There is nothing ordained about this future. Labour-saving inventions may be adopted only if access to cheap labour is scarce or prices of capital are relatively high. We do not account for future wage levels, capital prices or labour shortages. While these factors will impact on the timeline of our predictions, labour is the scarce factor, implying that, in the long run, wage levels will increase relative to capital prices, making computerization increasingly profitable
Furthermore, regulatory concerns and political activism may slow down the process of computerization. The states of California and Nevada are, for example, currently in the process of making legislative changes to allow for driverless cars. Similar steps will be needed in other states, and in relation to various technologies. The extent and pace of legislative implementation can be related to the public acceptance of technological progress. Although resistance to technological progress seemingly has become less common since the Industrial Revolution, there are recent examples of resistance to technological change. We avoid making predictions about the legislative process and the public acceptance of technological progress, and thus the pace of computerization.

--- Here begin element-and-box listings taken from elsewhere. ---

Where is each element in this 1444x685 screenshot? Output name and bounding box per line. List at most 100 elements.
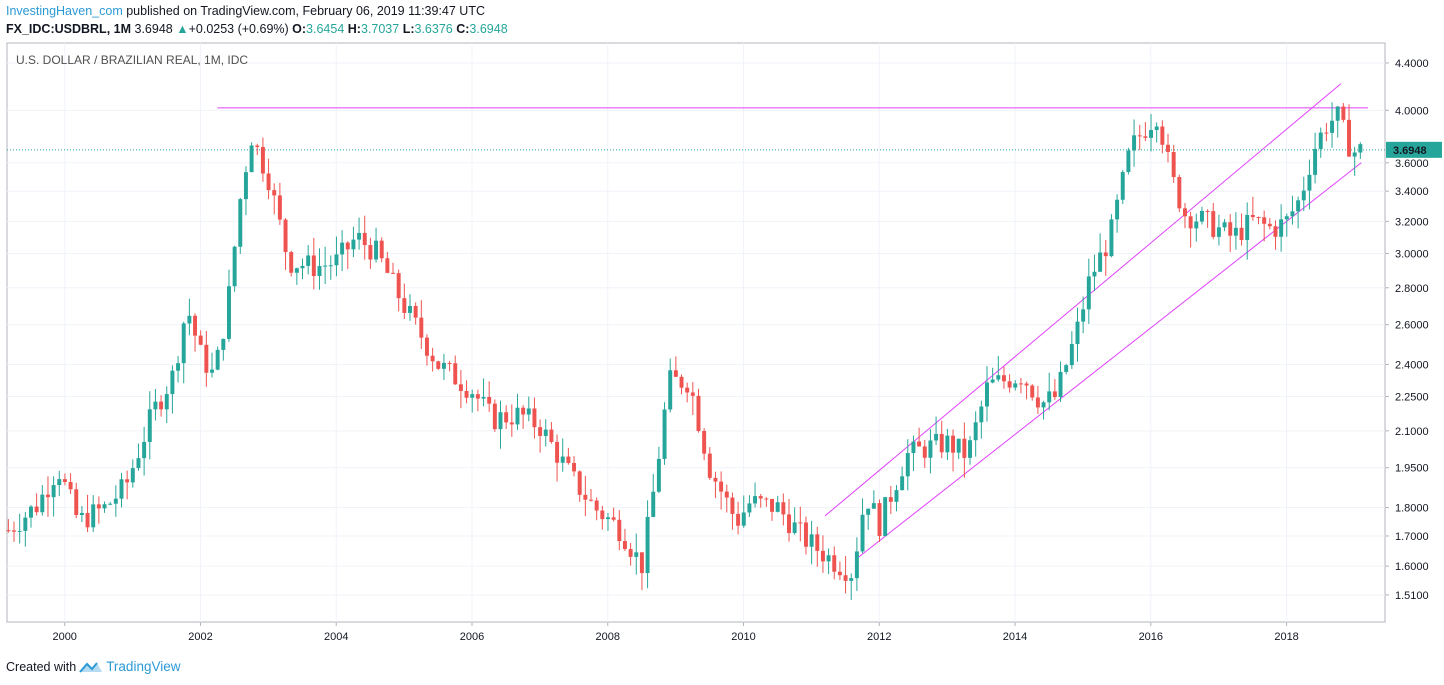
last-price-tag [1386,141,1442,158]
y-tick-label: 2.8000 [1395,283,1429,295]
candle-body [464,390,469,398]
candle-body [543,429,548,436]
candle-body [226,286,231,339]
candle-body [753,496,758,504]
candle-body [193,315,198,336]
candle-body [176,363,181,371]
candle-body [560,456,565,463]
candle-body [492,403,497,430]
candle-body [968,440,972,458]
candle-body [430,355,435,362]
candle-body [1250,214,1255,218]
candle-body [803,522,808,547]
candle-body [1166,144,1170,152]
candle-body [719,481,724,492]
candle-body [504,412,509,423]
candle-body [1126,150,1131,173]
candle-body [1205,210,1210,212]
x-tick-label: 2008 [596,631,620,643]
candle-body [866,508,871,515]
candle-body [6,530,11,532]
y-tick-label: 3.2000 [1395,216,1429,228]
candle-body [1273,226,1278,237]
candle-body [985,382,989,407]
candle-body [487,396,492,404]
author-link[interactable]: InvestingHaven_com [6,4,123,18]
candle-body [673,370,678,377]
candle-body [272,190,277,196]
candle-body [945,435,950,453]
candle-body [622,541,627,550]
candle-body [770,498,775,512]
candle-body [1211,211,1216,237]
candle-body [617,519,622,542]
candle-body [1092,271,1097,277]
candle-body [181,323,186,364]
x-tick-label: 2018 [1274,631,1298,643]
candle-body [572,462,577,472]
candle-body [758,496,763,499]
candle-body [668,370,673,410]
candle-body [283,219,288,253]
candle-body [300,265,305,269]
candle-body [1284,216,1289,220]
candle-body [730,497,735,514]
y-tick-label: 1.9500 [1395,463,1429,475]
candle-body [243,172,248,200]
candle-body [12,530,16,532]
candle-body [323,265,328,267]
candle-body [922,446,927,458]
candle-body [108,503,113,505]
candle-body [40,494,45,513]
candle-body [1216,227,1221,237]
close-value: 3.6948 [469,22,508,36]
candle-body [911,441,916,454]
candle-body [1228,222,1233,236]
candle-body [357,232,362,240]
y-tick-label: 2.4000 [1395,359,1429,371]
x-tick-label: 2010 [731,631,755,643]
y-tick-label: 4.4000 [1395,58,1429,70]
y-tick-label: 2.2500 [1395,392,1429,404]
candle-body [351,239,356,250]
candle-body [651,491,656,517]
candle-body [990,379,995,383]
candle-body [939,433,944,453]
candle-body [249,145,254,173]
candle-body [837,571,842,576]
candle-body [102,504,107,509]
candle-body [600,510,605,520]
candle-body [815,534,820,551]
candle-body [1352,152,1357,157]
y-tick-label: 1.7000 [1395,531,1429,543]
y-tick-label: 2.1000 [1395,426,1429,438]
candle-body [1307,174,1312,191]
candle-body [447,362,452,364]
tradingview-brand[interactable]: TradingView [106,659,181,674]
candle-body [453,363,458,385]
candle-body [747,503,752,513]
candle-body [549,429,554,442]
published-text: published on TradingView.com, February 0… [126,4,486,18]
candle-body [125,479,130,483]
publish-line: InvestingHaven_com published on TradingV… [6,4,485,18]
candle-body [634,552,639,557]
candle-body [538,427,543,436]
candle-body [130,468,135,483]
candle-body [843,575,848,581]
candle-body [1301,190,1306,201]
candle-body [470,394,475,398]
candle-body [260,146,265,174]
candle-body [566,456,571,463]
candle-body [368,245,373,260]
footer: Created with TradingView [6,659,180,674]
candle-body [57,479,62,486]
price-chart[interactable]: 1.5100 1.6000 1.7000 1.8000 1.9500 2.1000 2.25… [0,40,1444,652]
candle-body [159,401,164,410]
candle-body [119,479,124,499]
candle-body [475,394,480,399]
candle-body [96,504,101,509]
candle-body [210,369,214,373]
low-value: 3.6376 [414,22,453,36]
symbol-label: FX_IDC:USDBRL, 1M [6,22,132,36]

Finally, making predictions about technological progress is notoriously difficult, which is why we focus on near-term technological breakthroughs and avoid making predictions about the number of years it may take to overcome various engineering bottlenecks to computerization. We emphasize that since our probability estimates describe the likelihood of an occupation being fully automated, we do not capture any within-occupation variation resulting from the computerization of tasks that simply free up time for human labour to perform other tasks.
But despite those caveats to our conclusions, some lessons can be drawn. Our research provides evidence that wages and educational attainment exhibit a strong negative relationship with the probability of computerization. While 19th-century manufacturing technologies largely substituted for skilled labour through the simplification of tasks, the Computer Revolution of the 20th century caused a hollowing out of middle-income jobs.

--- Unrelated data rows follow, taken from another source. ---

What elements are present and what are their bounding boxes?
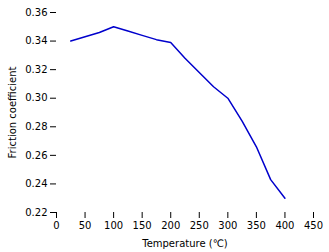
svg-text:0.26: 0.26 bbox=[25, 150, 47, 161]
svg-text:0.30: 0.30 bbox=[25, 92, 47, 103]
svg-text:450: 450 bbox=[304, 220, 323, 231]
svg-text:Temperature (℃): Temperature (℃) bbox=[141, 238, 228, 249]
svg-text:350: 350 bbox=[247, 220, 266, 231]
svg-text:200: 200 bbox=[161, 220, 180, 231]
svg-text:250: 250 bbox=[190, 220, 209, 231]
svg-text:50: 50 bbox=[79, 220, 92, 231]
svg-text:0.24: 0.24 bbox=[25, 178, 47, 189]
svg-text:400: 400 bbox=[275, 220, 294, 231]
svg-text:Friction coefficient: Friction coefficient bbox=[7, 66, 18, 158]
svg-text:0.22: 0.22 bbox=[25, 207, 47, 218]
svg-text:150: 150 bbox=[133, 220, 152, 231]
svg-text:100: 100 bbox=[104, 220, 123, 231]
svg-text:0.34: 0.34 bbox=[25, 35, 47, 46]
svg-text:0.36: 0.36 bbox=[25, 7, 47, 18]
svg-text:0.32: 0.32 bbox=[25, 64, 47, 75]
svg-text:300: 300 bbox=[218, 220, 237, 231]
svg-text:0: 0 bbox=[53, 220, 59, 231]
svg-text:0.28: 0.28 bbox=[25, 121, 47, 132]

In the coming storm, it is above all low-skilled workers who must beware. Our model predicts a truncation in the current trend toward labour market polarization, with computerization being principally confined to low-skill and low-wage occupations. As technology races ahead, these workers will need to reallocate to tasks that are not susceptible to computerization. That means acquiring creative and social intelligence, the skills needed to win the race for jobs in the coming wave of technological upheaval.